In the nonrelativistic limit regime, nonlinear Dirac equations involve a small parameter $\varepsilon>0$ which induces rapid temporal oscillations with frequency proportional to $\varepsilon^{-2}$. Efficient time integrators are challenging to construct, since their accuracy has to be independent of $\varepsilon$ or improve with smaller values of $\varepsilon$. In [10], Yongyong Cai and Yan Wang have presented a nested Picard iterative integrator (NPI-2), which is a uniformly accurate second-order scheme.
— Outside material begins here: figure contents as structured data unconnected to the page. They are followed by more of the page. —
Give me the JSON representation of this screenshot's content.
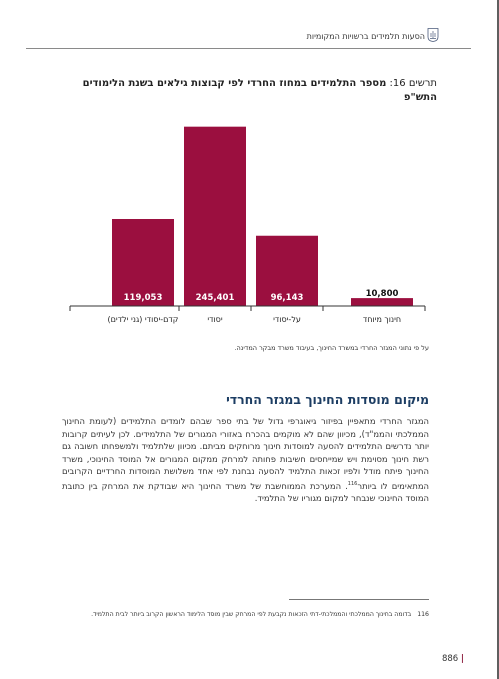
{
  "header": {
    "title": "הסעות תלמידים ברשויות המקומיות"
  },
  "chart_title": {
    "number": "תרשים 16:",
    "text": "מספר התלמידים במחוז החרדי לפי קבוצות גילאים בשנת הלימודים התש\"פ"
  },
  "chart_data": {
    "type": "bar",
    "categories": [
      "קדם-יסודי (גני ילדים)",
      "יסודי",
      "על-יסודי",
      "חינוך מיוחד"
    ],
    "values": [
      119053,
      245401,
      96143,
      10800
    ],
    "value_labels": [
      "119,053",
      "245,401",
      "96,143",
      "10,800"
    ],
    "bar_color": "#9b0f3f",
    "ylim": [
      0,
      260000
    ],
    "grid": false,
    "legend": "none"
  },
  "source_note": "על פי נתוני המגזר החרדי במשרד החינוך, בעיבוד משרד מבקר המדינה.",
  "section_heading": "מיקום מוסדות החינוך במגזר החרדי",
  "body_paragraph_before_ref": "המגזר החרדי מתאפיין בפיזור גיאוגרפי גדול של בתי ספר שבהם לומדים התלמידים (לעומת החינוך הממלכתי והממ\"ד), מכיוון שהם לא מוקמים בהכרח באזורי המגורים של התלמידים. לכן לעיתים קרובות יותר נדרשים התלמידים להסעה למוסדות חינוך מרוחקים מביתם. מכיוון שלתלמיד ולמשפחתו חשובה גם רשת חינוך מסוימת ויש שמייחסים חשיבות פחותה למרחק ממקום המגורים אל המוסד החינוכי, משרד החינוך פיתח מודל ולפיו זכאות התלמיד להסעה נבחנת לפי אחד משלושת המוסדות החרדיים הקרובים המתאימים לו ביותר",
  "body_ref": "116",
  "body_paragraph_after_ref": ". המערכת הממוחשבת של משרד החינוך היא שבודקת את המרחק בין כתובת המוסד החינוכי שנבחר למקום מגוריו של התלמיד.",
  "footnote": {
    "number": "116",
    "text": "בדומה בחינוך הממלכתי והממלכתי-דתי הזכאות נקבעת לפי המרחק שבין מוסד הלימוד הראשון הקרוב ביותר לבית התלמיד."
  },
  "page_number": "886",
  "page_number_sep": "|"
}
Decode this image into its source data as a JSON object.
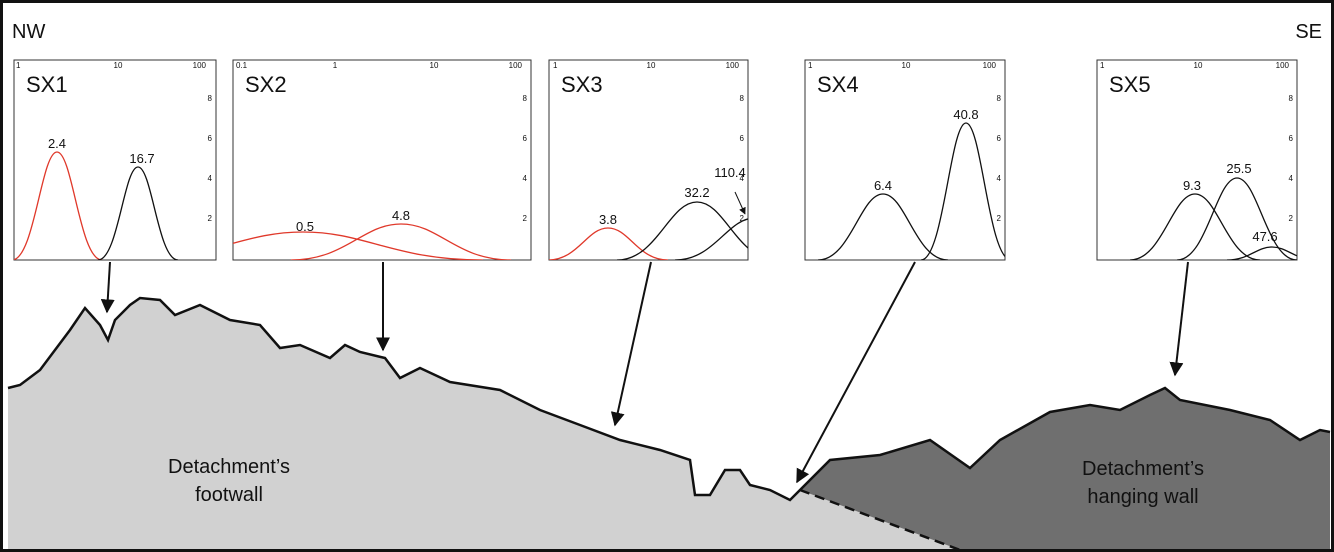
{
  "header": {
    "left": "NW",
    "right": "SE"
  },
  "panels": [
    {
      "title": "SX1",
      "top_ticks": [
        "1",
        "10",
        "100"
      ],
      "right_ticks": [
        "8",
        "6",
        "4",
        "2"
      ],
      "peaks": [
        "2.4",
        "16.7"
      ]
    },
    {
      "title": "SX2",
      "top_ticks": [
        "0.1",
        "1",
        "10",
        "100"
      ],
      "right_ticks": [
        "8",
        "6",
        "4",
        "2"
      ],
      "peaks": [
        "0.5",
        "4.8"
      ]
    },
    {
      "title": "SX3",
      "top_ticks": [
        "1",
        "10",
        "100"
      ],
      "right_ticks": [
        "8",
        "6",
        "4",
        "2"
      ],
      "peaks": [
        "3.8",
        "32.2",
        "110.4"
      ]
    },
    {
      "title": "SX4",
      "top_ticks": [
        "1",
        "10",
        "100"
      ],
      "right_ticks": [
        "8",
        "6",
        "4",
        "2"
      ],
      "peaks": [
        "6.4",
        "40.8"
      ]
    },
    {
      "title": "SX5",
      "top_ticks": [
        "1",
        "10",
        "100"
      ],
      "right_ticks": [
        "8",
        "6",
        "4",
        "2"
      ],
      "peaks": [
        "9.3",
        "25.5",
        "47.6"
      ]
    }
  ],
  "labels": {
    "footwall": [
      "Detachment’s",
      "footwall"
    ],
    "hanging_wall": [
      "Detachment’s",
      "hanging wall"
    ]
  }
}
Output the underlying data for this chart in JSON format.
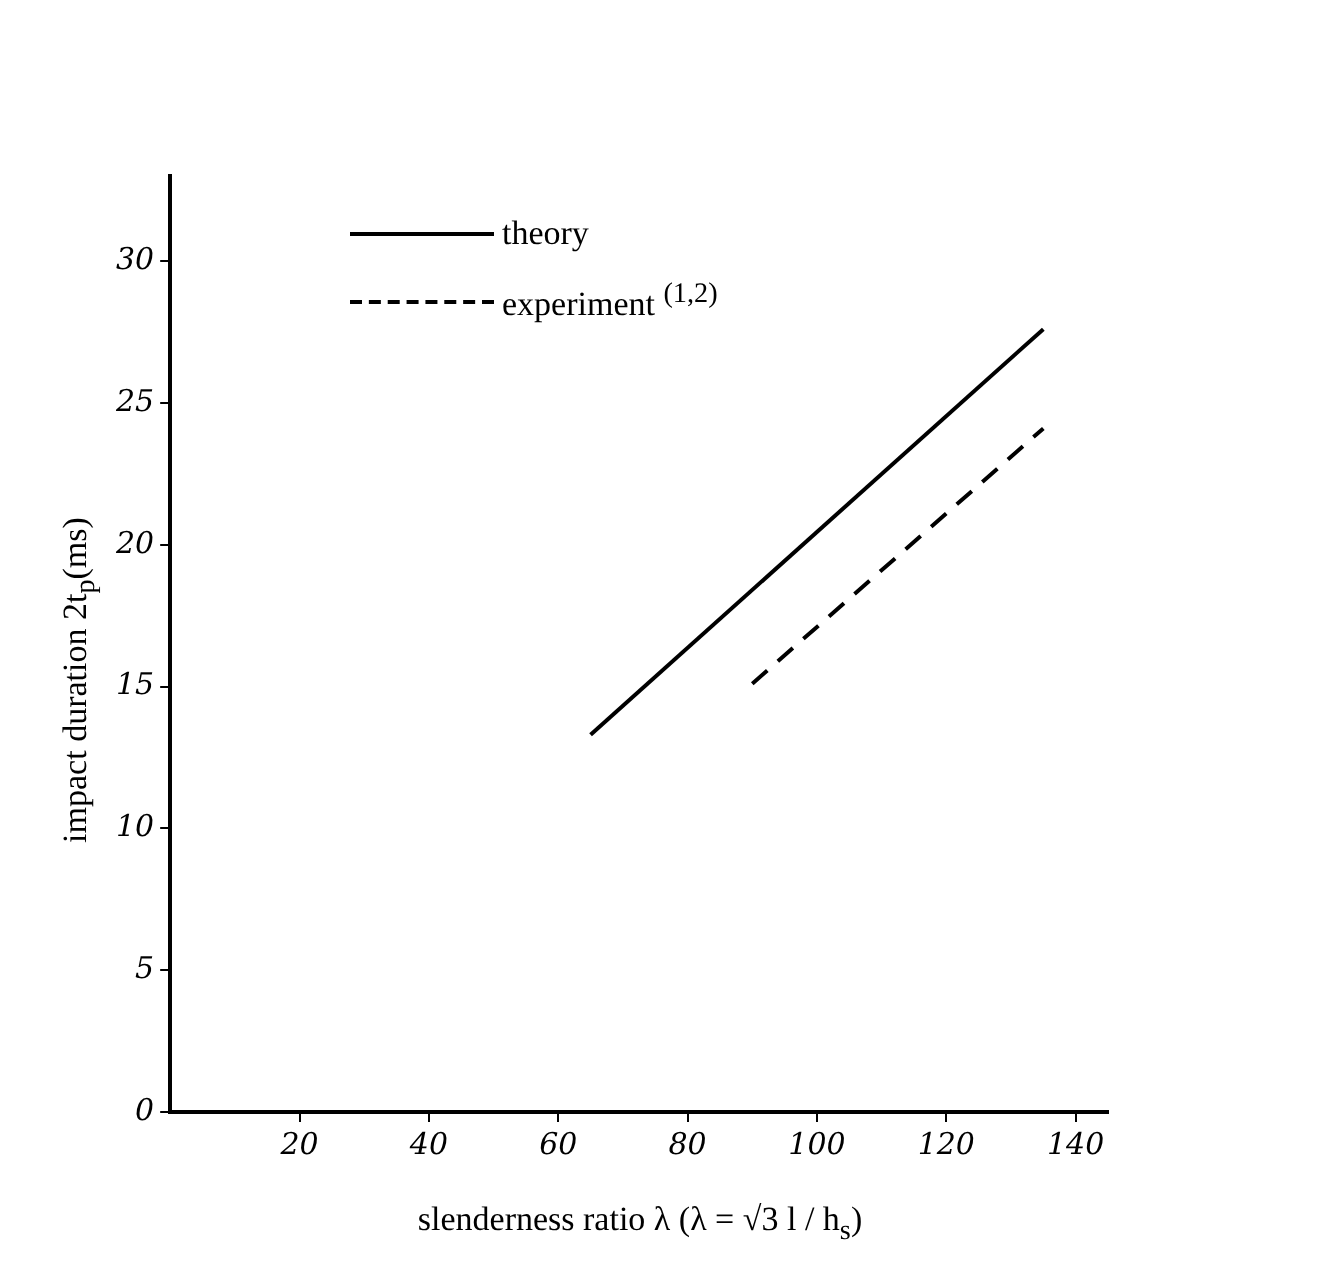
{
  "chart_data": {
    "type": "line",
    "xlabel": "slenderness ratio λ (λ = √3 l / h$_{s}$)",
    "ylabel": "impact duration 2t$_{p}$(ms)",
    "xlim": [
      0,
      145
    ],
    "ylim": [
      0,
      33
    ],
    "xticks": [
      20,
      40,
      60,
      80,
      100,
      120,
      140
    ],
    "yticks": [
      0,
      5,
      10,
      15,
      20,
      25,
      30
    ],
    "grid": false,
    "legend": "top left",
    "marker": "none",
    "series": [
      {
        "name": "theory",
        "color": "#000000",
        "line_style": "solid",
        "x": [
          65,
          135
        ],
        "values": [
          13.3,
          27.6
        ]
      },
      {
        "name": "experiment $^{(1,2)}$",
        "color": "#000000",
        "line_style": "dashed",
        "x": [
          90,
          135
        ],
        "values": [
          15.1,
          24.1
        ]
      }
    ]
  }
}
We propose a novel method called the 'nonresonant nested Picard iterative integrator (NRNPI)', which takes advantage of cancellation effects in the global error to significantly simplify the NPI-2. We prove that for non-resonant step sizes $\tau\ge\frac{\pi}{4}\varepsilon^2$, the NRNPI has the same accuracy as the 4NPI-2 and is thus more efficient. Moreover, we show that for arbitrary $\tau<\frac{\pi}{4}\varepsilon^2$ the error decreases proportionally to $\varepsilon^2\tau$ . We provide numerical experiments to illustrate the error behavior as well as the efficiency gain.